Six Things to Remember When Feeling Insecure

 


Hey, all:) It's Mikayla! Today I’m going to be covering a broad topic, but by offering simple tips and things I’ve locked up while living, haha. 

Being insecure has become something we sometimes look down on, but also avoid confronting. We all struggle with lack of security and need to develop a healthy lifestyle and mindset when battling it. 

1) Allow yourself to go down the rabbit trail

Sometimes pushing insecurities aside will make them grow stronger. So instead of dismissing them, evaluate where they are coming from. Identifying the root of the insecurity will provide a way for you to eliminate it. 

However, don’t let yourself stay on the trail. There’s a fine line between dwelling on insecurity and full on moping. It takes effort to get yourself out of the fog of inferior and insecure emotions. But, your perspective and mindset will save you from going too far with your thinking. 

2) Flip the script 

Insecurities fuel negative self talk. So when the inter dialogue becomes not so nice, cut it out. For example, stop thinking of all the things people aren’t going to like about you and focus on your likable qualities they will like. Negativity builds up when we let it. We have control of our thoughts, friends. Creating a healthy reaction to negative thoughts will help you in the long run. 

3) Lean on your people 

Hopefully you have people who will encourage you. God’s Word commands us to uplift and encourage one another. We all should have at least one person to seek affection from, whether that be family, a significant other, friend or simple acquaintance. Find the people you can trust to lean on and never hold back when in need of support. 

4) Remind yourself of practical truth 

Hey, you know a few solid truths about yourself. You know what you believe in, you know what you like and you know what you enjoy.
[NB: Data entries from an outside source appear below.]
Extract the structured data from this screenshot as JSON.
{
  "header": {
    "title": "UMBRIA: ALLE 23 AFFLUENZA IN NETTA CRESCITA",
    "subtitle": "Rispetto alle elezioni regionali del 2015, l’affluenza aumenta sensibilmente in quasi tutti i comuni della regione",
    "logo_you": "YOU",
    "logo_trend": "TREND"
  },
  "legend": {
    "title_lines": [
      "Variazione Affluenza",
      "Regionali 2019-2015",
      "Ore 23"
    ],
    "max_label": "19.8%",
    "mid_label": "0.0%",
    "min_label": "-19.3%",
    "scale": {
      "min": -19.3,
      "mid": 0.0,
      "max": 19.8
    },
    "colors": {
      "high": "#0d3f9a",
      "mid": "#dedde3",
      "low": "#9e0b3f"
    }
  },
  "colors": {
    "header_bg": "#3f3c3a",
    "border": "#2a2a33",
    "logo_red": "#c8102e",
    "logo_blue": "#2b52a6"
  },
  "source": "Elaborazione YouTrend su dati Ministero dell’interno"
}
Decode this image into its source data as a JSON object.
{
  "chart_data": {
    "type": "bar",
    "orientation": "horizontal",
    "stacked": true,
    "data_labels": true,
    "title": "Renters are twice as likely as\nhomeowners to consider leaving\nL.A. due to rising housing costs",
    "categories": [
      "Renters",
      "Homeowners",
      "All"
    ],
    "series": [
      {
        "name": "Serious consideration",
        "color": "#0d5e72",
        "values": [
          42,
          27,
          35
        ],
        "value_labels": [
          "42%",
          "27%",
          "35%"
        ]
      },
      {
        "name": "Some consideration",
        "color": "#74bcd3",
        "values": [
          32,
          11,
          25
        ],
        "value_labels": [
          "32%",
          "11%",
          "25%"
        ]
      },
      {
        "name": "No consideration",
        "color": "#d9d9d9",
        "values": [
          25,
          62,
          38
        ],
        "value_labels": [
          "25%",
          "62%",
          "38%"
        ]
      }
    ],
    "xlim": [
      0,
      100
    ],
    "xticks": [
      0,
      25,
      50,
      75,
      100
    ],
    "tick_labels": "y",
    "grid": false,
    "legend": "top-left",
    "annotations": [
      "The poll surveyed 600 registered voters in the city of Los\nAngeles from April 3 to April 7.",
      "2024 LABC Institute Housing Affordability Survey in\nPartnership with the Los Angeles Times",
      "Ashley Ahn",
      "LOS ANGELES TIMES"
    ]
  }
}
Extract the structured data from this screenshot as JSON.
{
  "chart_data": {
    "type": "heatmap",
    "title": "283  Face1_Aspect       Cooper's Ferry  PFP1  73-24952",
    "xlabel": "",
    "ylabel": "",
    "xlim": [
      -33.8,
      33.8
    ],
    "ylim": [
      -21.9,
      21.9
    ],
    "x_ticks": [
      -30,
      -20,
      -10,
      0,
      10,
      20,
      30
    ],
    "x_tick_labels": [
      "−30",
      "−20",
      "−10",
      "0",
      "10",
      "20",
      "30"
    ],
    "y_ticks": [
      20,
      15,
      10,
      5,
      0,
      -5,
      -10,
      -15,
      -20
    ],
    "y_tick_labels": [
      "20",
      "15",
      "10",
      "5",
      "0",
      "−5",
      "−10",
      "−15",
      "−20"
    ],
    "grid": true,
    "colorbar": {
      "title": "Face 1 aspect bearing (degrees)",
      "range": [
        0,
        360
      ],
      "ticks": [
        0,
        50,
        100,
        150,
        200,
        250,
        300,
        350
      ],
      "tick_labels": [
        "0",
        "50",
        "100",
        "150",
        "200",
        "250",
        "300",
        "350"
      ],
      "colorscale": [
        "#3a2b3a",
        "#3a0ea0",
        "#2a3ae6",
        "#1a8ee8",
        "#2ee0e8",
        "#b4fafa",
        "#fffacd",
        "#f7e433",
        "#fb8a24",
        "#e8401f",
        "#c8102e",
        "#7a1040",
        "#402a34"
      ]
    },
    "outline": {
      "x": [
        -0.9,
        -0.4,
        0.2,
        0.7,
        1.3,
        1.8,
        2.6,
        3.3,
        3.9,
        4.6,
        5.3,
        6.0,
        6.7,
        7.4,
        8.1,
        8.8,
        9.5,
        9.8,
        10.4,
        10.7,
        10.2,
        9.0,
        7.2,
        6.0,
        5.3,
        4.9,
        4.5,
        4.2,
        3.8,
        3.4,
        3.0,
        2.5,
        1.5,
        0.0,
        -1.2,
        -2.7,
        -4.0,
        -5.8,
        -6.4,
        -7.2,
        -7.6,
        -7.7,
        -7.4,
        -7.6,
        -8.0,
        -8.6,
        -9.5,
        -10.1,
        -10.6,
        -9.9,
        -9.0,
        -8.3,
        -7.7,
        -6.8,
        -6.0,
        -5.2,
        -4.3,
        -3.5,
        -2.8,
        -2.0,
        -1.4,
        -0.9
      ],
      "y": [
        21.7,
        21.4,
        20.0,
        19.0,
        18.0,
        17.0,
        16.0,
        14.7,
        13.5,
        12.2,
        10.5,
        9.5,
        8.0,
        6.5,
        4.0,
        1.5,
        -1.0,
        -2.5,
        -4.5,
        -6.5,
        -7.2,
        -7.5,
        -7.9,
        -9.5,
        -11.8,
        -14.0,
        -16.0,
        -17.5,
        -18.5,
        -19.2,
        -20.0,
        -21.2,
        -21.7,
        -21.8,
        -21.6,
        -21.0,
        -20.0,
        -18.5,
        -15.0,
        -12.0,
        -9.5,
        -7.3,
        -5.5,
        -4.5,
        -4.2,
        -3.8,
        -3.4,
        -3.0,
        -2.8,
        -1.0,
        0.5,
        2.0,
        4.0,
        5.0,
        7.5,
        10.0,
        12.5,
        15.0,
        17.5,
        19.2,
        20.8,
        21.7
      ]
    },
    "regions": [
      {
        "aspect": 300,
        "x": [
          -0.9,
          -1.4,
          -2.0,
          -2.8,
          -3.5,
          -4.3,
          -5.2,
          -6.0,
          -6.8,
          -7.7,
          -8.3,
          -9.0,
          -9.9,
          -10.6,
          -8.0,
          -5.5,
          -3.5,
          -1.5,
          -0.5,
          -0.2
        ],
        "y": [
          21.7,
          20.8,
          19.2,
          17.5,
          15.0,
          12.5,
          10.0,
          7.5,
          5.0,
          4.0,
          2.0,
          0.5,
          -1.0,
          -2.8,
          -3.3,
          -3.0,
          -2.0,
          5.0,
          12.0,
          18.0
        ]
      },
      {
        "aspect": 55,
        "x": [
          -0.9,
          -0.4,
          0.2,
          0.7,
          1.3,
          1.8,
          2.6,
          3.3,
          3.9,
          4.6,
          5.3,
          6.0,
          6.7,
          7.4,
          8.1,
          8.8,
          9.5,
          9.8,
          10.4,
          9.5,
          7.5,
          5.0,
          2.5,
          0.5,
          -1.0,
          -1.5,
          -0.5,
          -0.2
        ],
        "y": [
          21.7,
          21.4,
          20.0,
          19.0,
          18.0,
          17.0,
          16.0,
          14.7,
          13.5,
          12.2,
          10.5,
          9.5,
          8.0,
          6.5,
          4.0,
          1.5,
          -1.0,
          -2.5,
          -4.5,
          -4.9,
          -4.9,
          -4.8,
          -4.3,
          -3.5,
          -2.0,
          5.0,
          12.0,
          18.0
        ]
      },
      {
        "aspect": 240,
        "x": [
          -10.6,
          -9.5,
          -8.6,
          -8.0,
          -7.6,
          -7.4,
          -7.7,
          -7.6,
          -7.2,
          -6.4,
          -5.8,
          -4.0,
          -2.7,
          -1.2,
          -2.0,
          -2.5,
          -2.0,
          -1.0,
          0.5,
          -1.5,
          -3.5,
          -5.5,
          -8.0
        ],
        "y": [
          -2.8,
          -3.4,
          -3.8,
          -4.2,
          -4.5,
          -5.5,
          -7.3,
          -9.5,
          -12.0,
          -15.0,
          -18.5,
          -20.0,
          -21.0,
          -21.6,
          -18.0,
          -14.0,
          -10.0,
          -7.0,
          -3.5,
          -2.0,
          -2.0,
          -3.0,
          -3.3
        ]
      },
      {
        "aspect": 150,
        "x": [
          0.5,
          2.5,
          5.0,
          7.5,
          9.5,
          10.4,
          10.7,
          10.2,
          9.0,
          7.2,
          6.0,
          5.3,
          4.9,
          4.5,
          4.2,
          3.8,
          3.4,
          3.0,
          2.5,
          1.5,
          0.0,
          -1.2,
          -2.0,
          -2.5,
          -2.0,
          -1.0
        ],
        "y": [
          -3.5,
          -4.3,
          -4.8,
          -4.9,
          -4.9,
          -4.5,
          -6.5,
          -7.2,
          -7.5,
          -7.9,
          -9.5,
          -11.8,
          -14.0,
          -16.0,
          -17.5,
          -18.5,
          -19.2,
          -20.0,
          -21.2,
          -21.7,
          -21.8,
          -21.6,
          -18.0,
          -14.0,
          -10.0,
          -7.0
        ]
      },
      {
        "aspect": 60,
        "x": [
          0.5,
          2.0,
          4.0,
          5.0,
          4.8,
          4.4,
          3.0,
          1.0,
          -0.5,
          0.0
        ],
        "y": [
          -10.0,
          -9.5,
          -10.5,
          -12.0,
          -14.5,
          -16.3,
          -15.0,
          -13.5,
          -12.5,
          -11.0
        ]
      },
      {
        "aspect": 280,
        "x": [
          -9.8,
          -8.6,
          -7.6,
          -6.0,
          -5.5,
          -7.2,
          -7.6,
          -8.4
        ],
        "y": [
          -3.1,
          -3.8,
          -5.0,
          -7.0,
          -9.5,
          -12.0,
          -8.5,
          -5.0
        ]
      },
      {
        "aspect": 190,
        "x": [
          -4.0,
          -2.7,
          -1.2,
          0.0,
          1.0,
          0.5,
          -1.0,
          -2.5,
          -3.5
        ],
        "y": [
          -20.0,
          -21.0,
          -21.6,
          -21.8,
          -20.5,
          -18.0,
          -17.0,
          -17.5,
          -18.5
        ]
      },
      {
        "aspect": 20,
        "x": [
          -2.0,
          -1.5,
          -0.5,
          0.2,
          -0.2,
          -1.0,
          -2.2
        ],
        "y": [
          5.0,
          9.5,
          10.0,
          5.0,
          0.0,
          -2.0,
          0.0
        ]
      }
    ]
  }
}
Insecurities are often like little things hiding inside you getting in the way of seeing true value in yourself. What helps me is listing off things I know without a shadow of a doubt are true. 

For example, I know God has given me specific gifts no one else has, I know I can love, give good hugs, bake and sing (ish, lol) I know I am loved by my family and friends. I’m blessed to have a list of people I can lean on to reassure me. I know I have a big God who tells me what I am in His Word! Listing off things you know are solid and true will give you something to hold on to.


5) Watch your conduct 

We’ve all seen insecure people treat their insecurities by diverting to dismantling other’s confidence. Insecure people can be ugly. Watch how you treat others while dealing with your insecurities. I refuse to ever look down on someone by how they do something I’m good at because I have a lack of security in my own ability to do what they can accomplish excellently. Because guess what you’re doing while you’re diverting to others in this way? Feeding more and more insecurity. Watch yourself. We need to all strive to be Christ-like with a gentle, humbling spirit. 

6) Give yourself some grace 

We’re. Not. Perfect. We are not to ever achieve perfection on this earth. We as a society have molded the perfect image of perfection that we’re convinced one must access and possess. You see other people. They seem perfect at what you can’t seem to be decent at. It’s intimidating and exhausting. However, it’s okay to feel insecure sometimes. It’s when you let the lack of security define your thinking and living. You’re not perfect, no one is. Pound into your own head, “I am set apart and at my own speed with my own life”. Insecurities are normal. 

Side Ramble - But the most important takeaway 

There are many causes of insecurity, but the biggest among them is our failure to fully trust God. As believers, we have this assurance: “And those who know Your name put their trust in You, for You, O LORD, have not forsaken those who seek You” (Psalm 9:10) 

Lack of “security” lies within the lack of resistance to the enemy's lies. Satan’s biggest weapon at times is our minds, manipulating how we think and even view ourselves as well as God. He throws huge arrows in our faces, pointing us in the direction of doubt. He wants us to feel insecure over the meaning and purpose of our lives, where we’re going, and how we’ll get there. 

A lot of times, the reason for our insecurities is a matter of having an “it’s all about me” mentality. The Bible warns us about self-absorption and pride. This is sin. (Romans 12:3) 

Friends, the biggest thing I have struggled with in my short life is self comparison and insecurities within myself. As one who has been a slave to these thoughts and feelings, I adamantly encourage you to look outside of your insecurity. God has so much more for you! 

When struggling with feelings of insecurity, never forget God’s promise: “You will keep in perfect peace those whose minds are steadfast, because they trust in you.” (Isaiah 26:3) 

I hope this post has encouraged you, friends.